An article on doctors’ negligence towards the elderly, ( Business Line , July 15) - rendering a gist of the recent reports on the care of elderly in hospitals in the UK - expressed concern about similar indifferent treatment meted out to the elderly in our country.

Unlike the UK, we are grappling with infant mortality, maternal mortality, child malnutrition, stunted growth, et al , even as there is undoubtedly an accretion in the population of the aged. Hard facts, such as 1.25 million child deaths yearly and 42 per cent of children being undernourished obviously will determine our priorities.

Criticism about treatment of a particular demographic segment of the population has to be considered in the specific socio-cultural settings of the countries concerned. The UK, through its publicly funded NHS (National Health Services), over decades, has built a highly standardised care for all its citizens.

On the other hand, in India, there is a great gulf between the quality of care received by the well-off, and the poor. In the UK, NHS is a national obsession and each aspect of its working — and therefore its shortcomings — is a matter of daily debate in the media, TV, radio and print. It would be highly depressing and scary, and nobody may go to hospitals in India if a similar intense scrutiny is carried out here in full media glare.

Objective & subjective

Good healthcare in a hospital setting comprises an objective treatment procedure and a subjective experience by the patients and their relatives.

More often, the patients take the treatment procedure for granted but find their subjective experience less than satisfactory. For the first the doctors are responsible, and for the latter the nurses, ward boys, paramedics and numerous others, including the accountant.

But the critics of any health system often seem to turn their ire mainly at the doctors. Caring, particularly of elders, necessitates more attention on the part of nurses, ward boys and so on.

But hospitals, which will not hesitate to hire foreign-trained doctors for huge salaries, will cut corners when it comes to staffing at the level of paramedics. If there are only two nurses for a 30-bed ward, and simultaneously if there is a 30-year-old calling for the nurse and an eighty-year-old-moaning, it is more than likely the former will be attended to first. Like it or not, this is an intuitive human response.

Age factors

Healthcare is also not about performing heroic surgery on every 90-year-old, but taking an informed decision and giving patients an opportunity to make choices. It has been well-recognised that age is an independent risk factor for mortality in ‘surgical, prognostic models or scoring systems’.

With advancing age, there appears to be a degree of chronic impairment which impacts predictions of mortality.

What is more disconcerting is that after such treatment, the survivors do not return to their previous functional status and are often plagued with neuro-cognitive disability, poor mobility and more dependency on their families. Of course, the elderly should be treated with dignity and respect. Health is not a matter of “the absence of disease or infirmity” but “a state of complete physical, mental and social well-being”.

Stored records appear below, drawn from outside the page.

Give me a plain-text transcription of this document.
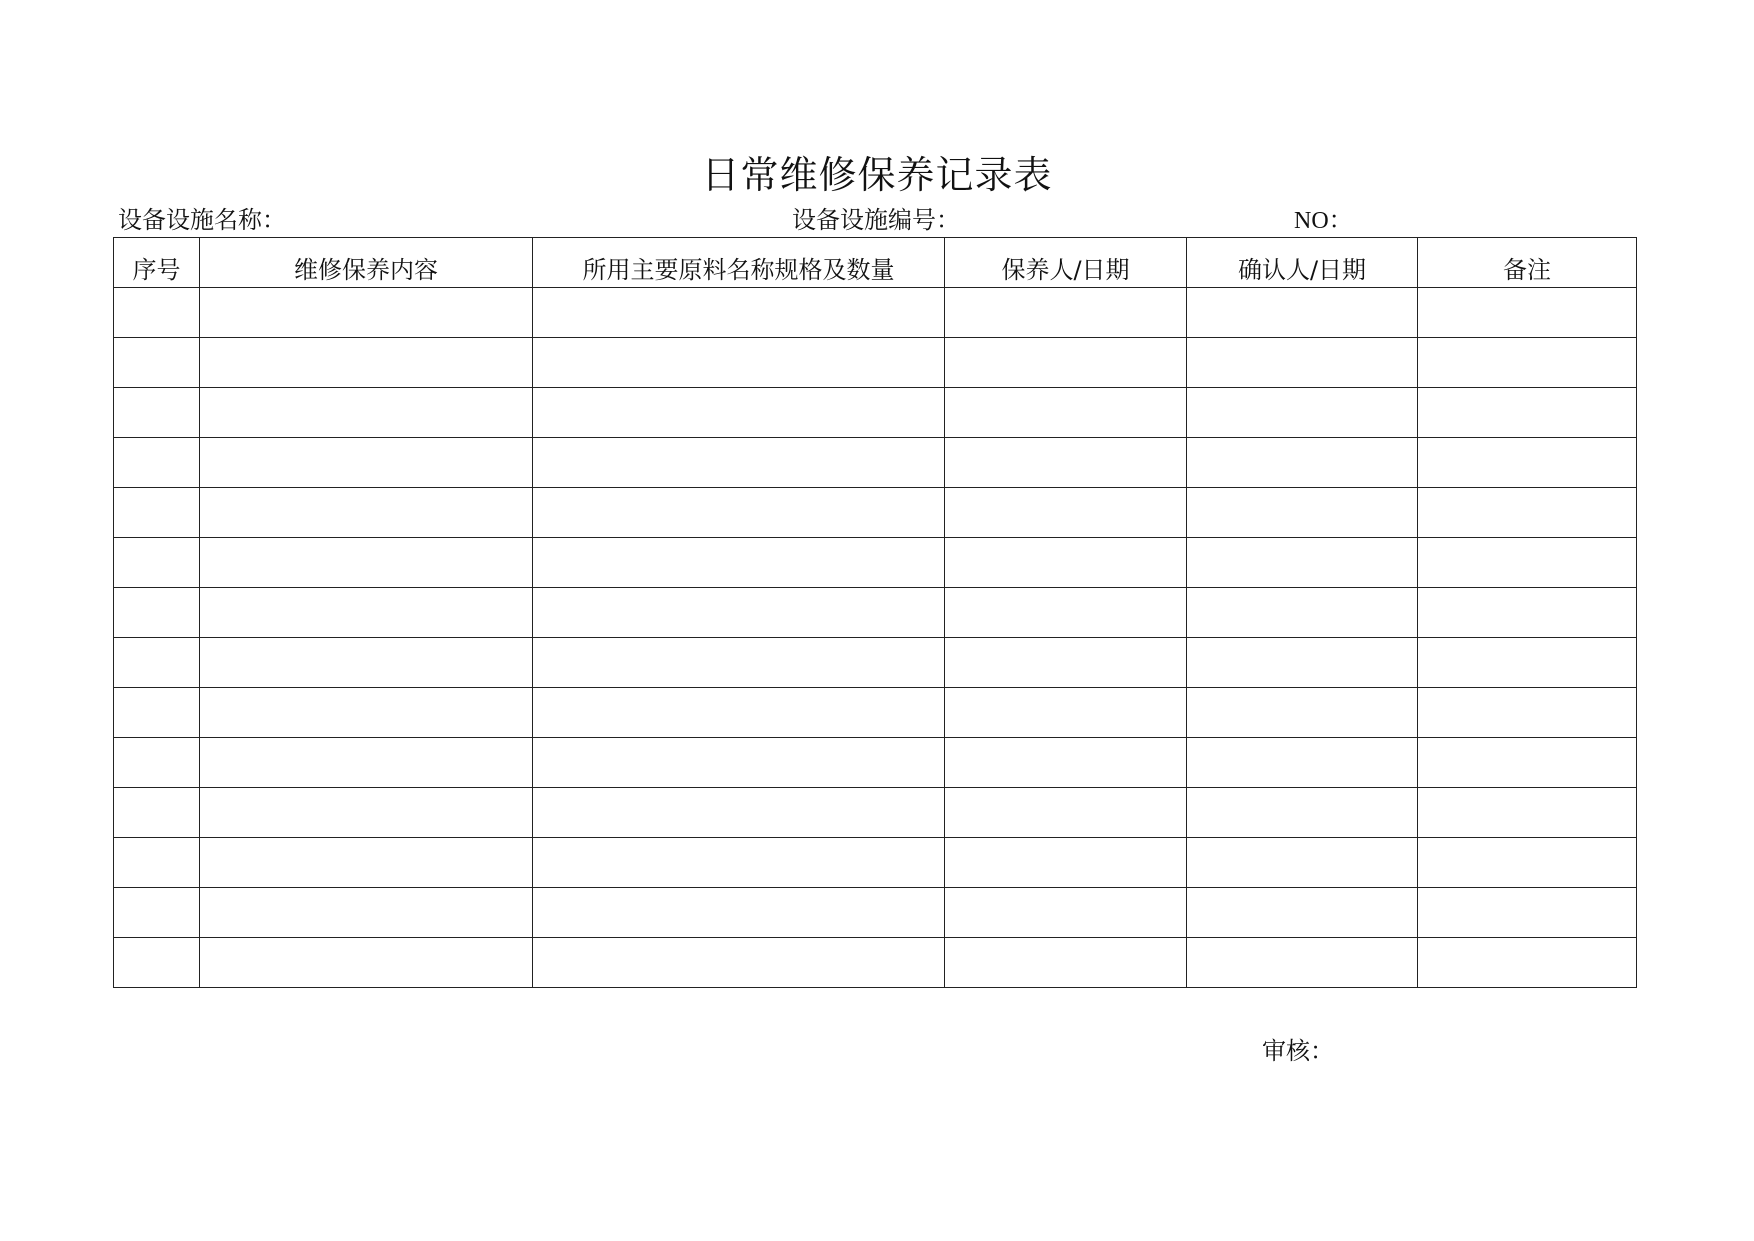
日常维修保养记录表
设备设施名称：	设备设施编号：	NO：
序号	维修保养内容	所用主要原料名称规格及数量	保养人/日期	确认人/日期	备注

审核：
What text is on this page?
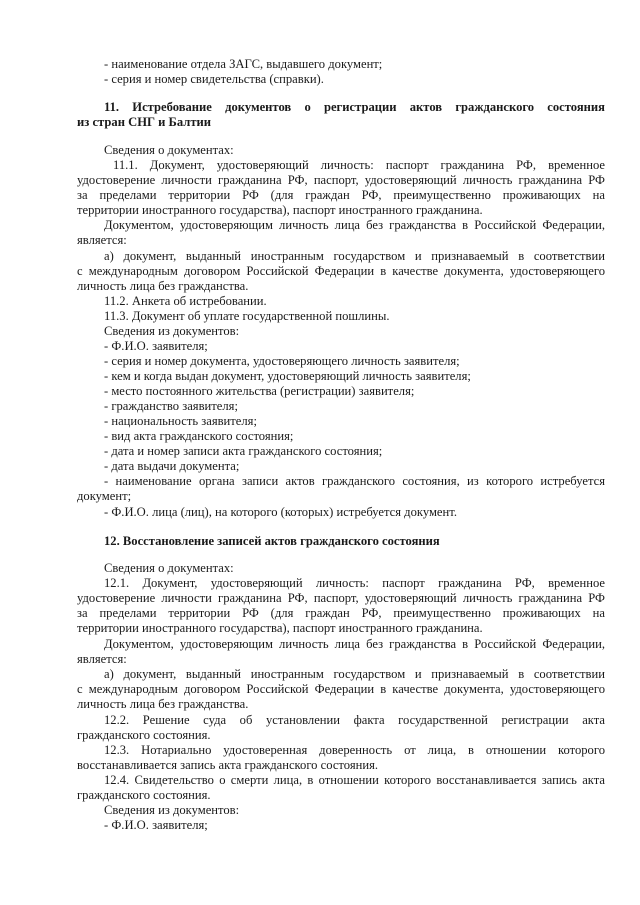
- наименование отдела ЗАГС, выдавшего документ;
- серия и номер свидетельства (справки).
11. Истребование документов о регистрации актов гражданского состояния
из стран СНГ и Балтии
Сведения о документах:
11.1. Документ, удостоверяющий личность: паспорт гражданина РФ, временное
удостоверение личности гражданина РФ, паспорт, удостоверяющий личность гражданина РФ
за пределами территории РФ (для граждан РФ, преимущественно проживающих на
территории иностранного государства), паспорт иностранного гражданина.
Документом, удостоверяющим личность лица без гражданства в Российской Федерации,
является:
а) документ, выданный иностранным государством и признаваемый в соответствии
с международным договором Российской Федерации в качестве документа, удостоверяющего
личность лица без гражданства.
11.2. Анкета об истребовании.
11.3. Документ об уплате государственной пошлины.
Сведения из документов:
- Ф.И.О. заявителя;
- серия и номер документа, удостоверяющего личность заявителя;
- кем и когда выдан документ, удостоверяющий личность заявителя;
- место постоянного жительства (регистрации) заявителя;
- гражданство заявителя;
- национальность заявителя;
- вид акта гражданского состояния;
- дата и номер записи акта гражданского состояния;
- дата выдачи документа;
- наименование органа записи актов гражданского состояния, из которого истребуется
документ;
- Ф.И.О. лица (лиц), на которого (которых) истребуется документ.
12. Восстановление записей актов гражданского состояния
Сведения о документах:
12.1. Документ, удостоверяющий личность: паспорт гражданина РФ, временное
удостоверение личности гражданина РФ, паспорт, удостоверяющий личность гражданина РФ
за пределами территории РФ (для граждан РФ, преимущественно проживающих на
территории иностранного государства), паспорт иностранного гражданина.
Документом, удостоверяющим личность лица без гражданства в Российской Федерации,
является:
а) документ, выданный иностранным государством и признаваемый в соответствии
с международным договором Российской Федерации в качестве документа, удостоверяющего
личность лица без гражданства.
12.2. Решение суда об установлении факта государственной регистрации акта
гражданского состояния.
12.3. Нотариально удостоверенная доверенность от лица, в отношении которого
восстанавливается запись акта гражданского состояния.
12.4. Свидетельство о смерти лица, в отношении которого восстанавливается запись акта
гражданского состояния.
Сведения из документов:
- Ф.И.О. заявителя;
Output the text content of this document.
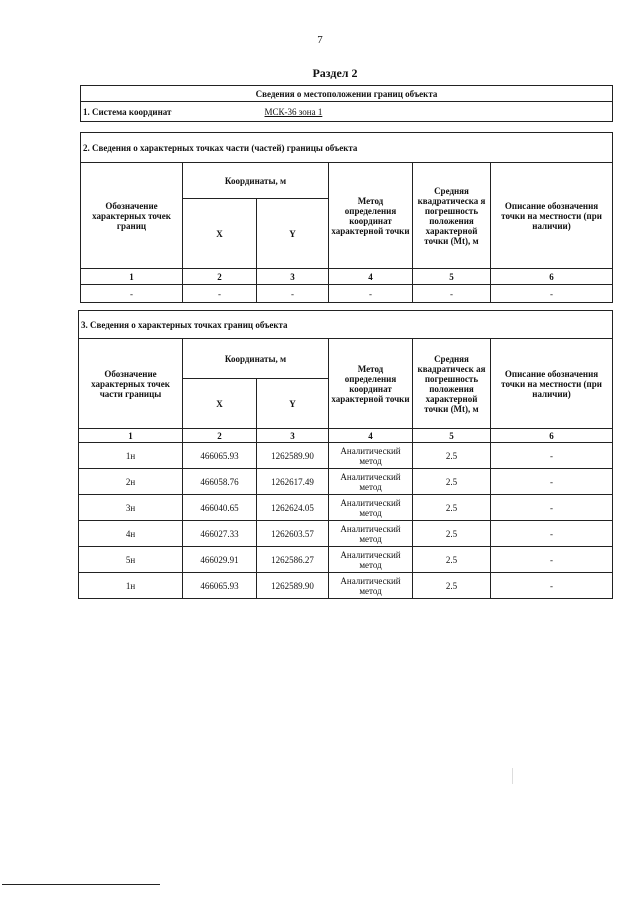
7
Раздел 2
Сведения о местоположении границ объекта
1. Система координат	МСК-36 зона 1
2. Сведения о характерных точках части (частей) границы объекта					
Обозначение характерных точек границ	Координаты, м		Метод определения координат характерной точки	Средняя квадратическа я погрешность положения характерной точки (Mt), м	Описание обозначения точки на местности (при наличии)
	X	Y			
1	2	3	4	5	6
-	-	-	-	-	-
3. Сведения о характерных точках границ объекта					
Обозначение характерных точек части границы	Координаты, м		Метод определения координат характерной точки	Средняя квадратическ ая погрешность положения характерной точки (Mt), м	Описание обозначения точки на местности (при наличии)
	X	Y			
1	2	3	4	5	6
1н	466065.93	1262589.90	Аналитический метод	2.5	-
2н	466058.76	1262617.49	Аналитический метод	2.5	-
3н	466040.65	1262624.05	Аналитический метод	2.5	-
4н	466027.33	1262603.57	Аналитический метод	2.5	-
5н	466029.91	1262586.27	Аналитический метод	2.5	-
1н	466065.93	1262589.90	Аналитический метод	2.5	-
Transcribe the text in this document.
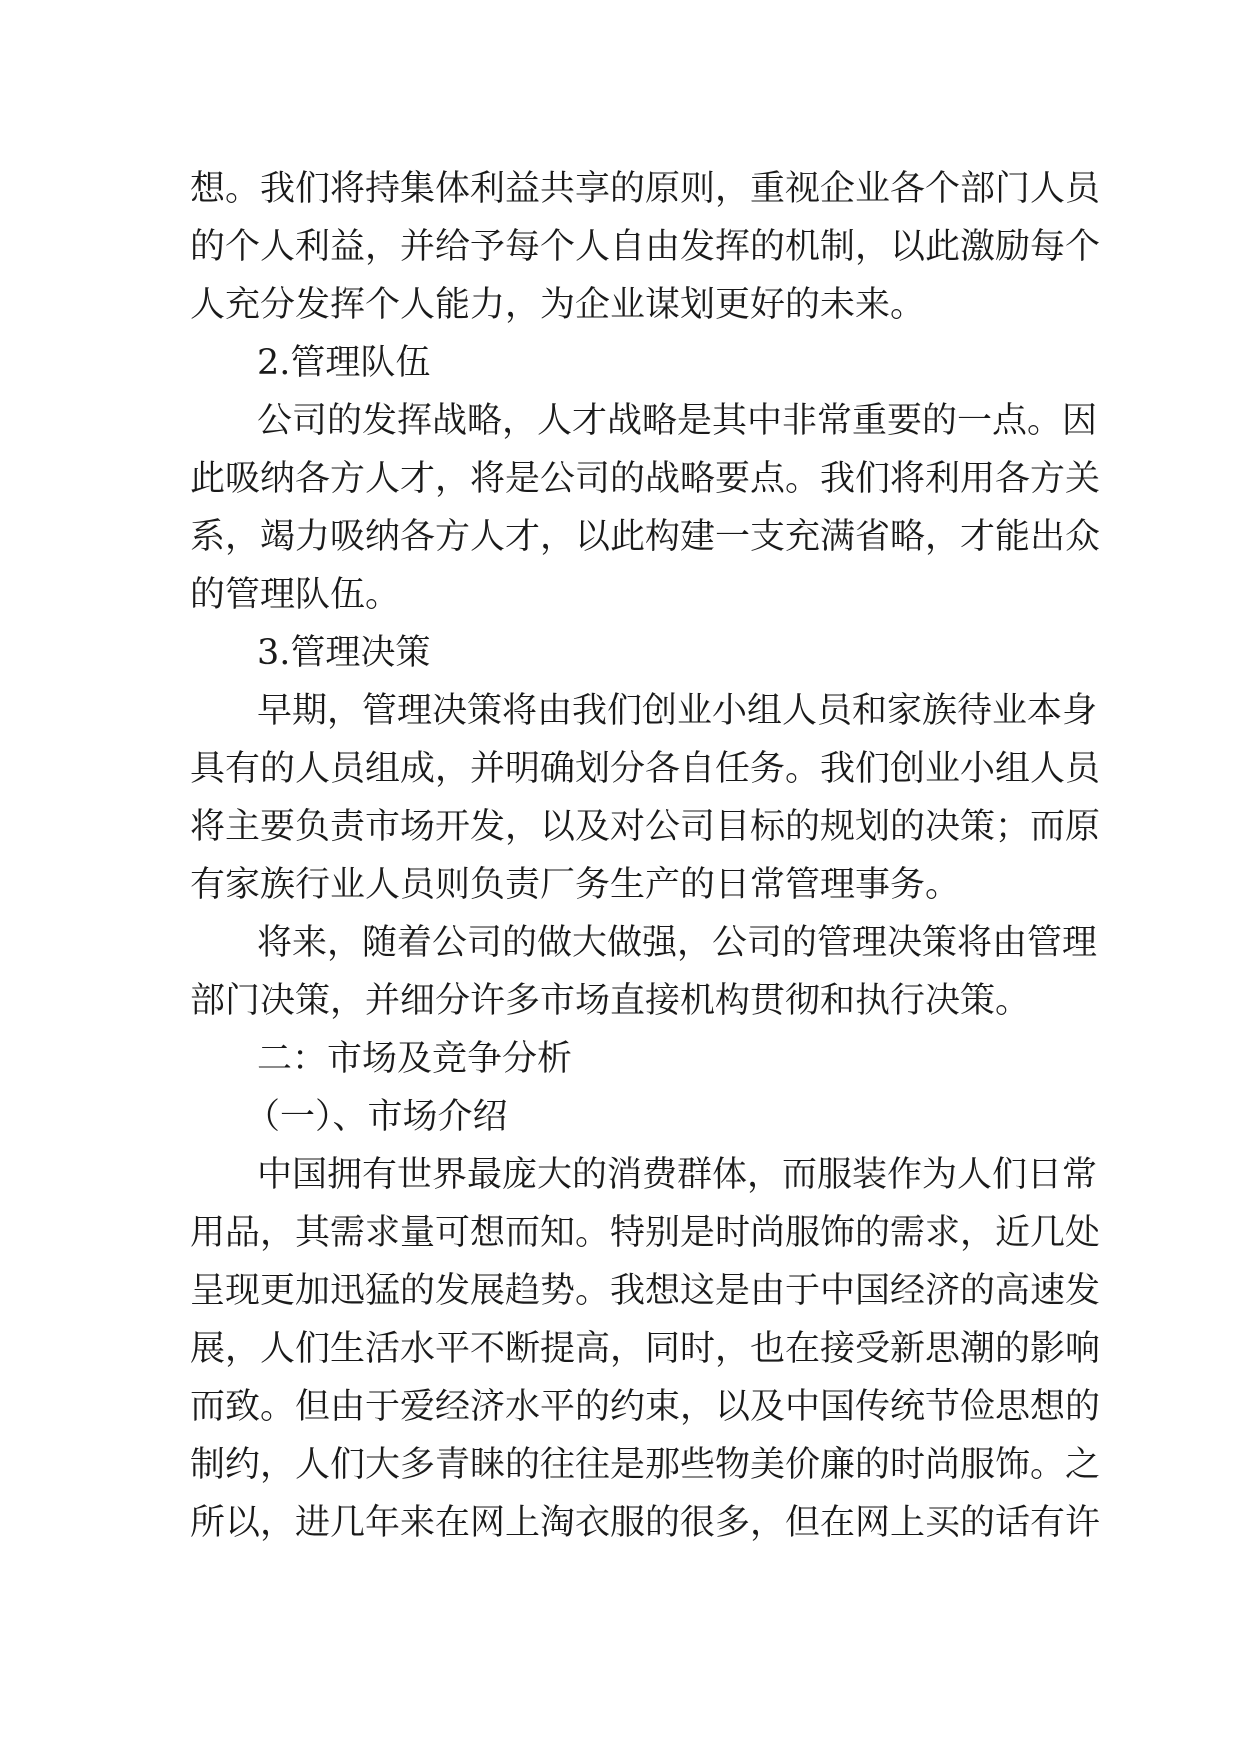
想。我们将持集体利益共享的原则，重视企业各个部门人员
的个人利益，并给予每个人自由发挥的机制，以此激励每个
人充分发挥个人能力，为企业谋划更好的未来。
2.管理队伍
公司的发挥战略，人才战略是其中非常重要的一点。因
此吸纳各方人才，将是公司的战略要点。我们将利用各方关
系，竭力吸纳各方人才，以此构建一支充满省略，才能出众
的管理队伍。
3.管理决策
早期，管理决策将由我们创业小组人员和家族待业本身
具有的人员组成，并明确划分各自任务。我们创业小组人员
将主要负责市场开发，以及对公司目标的规划的决策；而原
有家族行业人员则负责厂务生产的日常管理事务。
将来，随着公司的做大做强，公司的管理决策将由管理
部门决策，并细分许多市场直接机构贯彻和执行决策。
二：市场及竞争分析
（一）、市场介绍
中国拥有世界最庞大的消费群体，而服装作为人们日常
用品，其需求量可想而知。特别是时尚服饰的需求，近几处
呈现更加迅猛的发展趋势。我想这是由于中国经济的高速发
展，人们生活水平不断提高，同时，也在接受新思潮的影响
而致。但由于爱经济水平的约束，以及中国传统节俭思想的
制约，人们大多青睐的往往是那些物美价廉的时尚服饰。之
所以，进几年来在网上淘衣服的很多，但在网上买的话有许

The two guiding principles that influence the decision-making of most physicians are non-maleficence and beneficence. In other words, one has to do the right thing by the patient without exposing him/her to undue risk, discomfort or pain if one is not convinced of the overall benefit.

The physician often makes the decision based on the severity of the illness, levels of frailty, the expected impact of the treatment on outcome and the patients and/or their family’s expectations.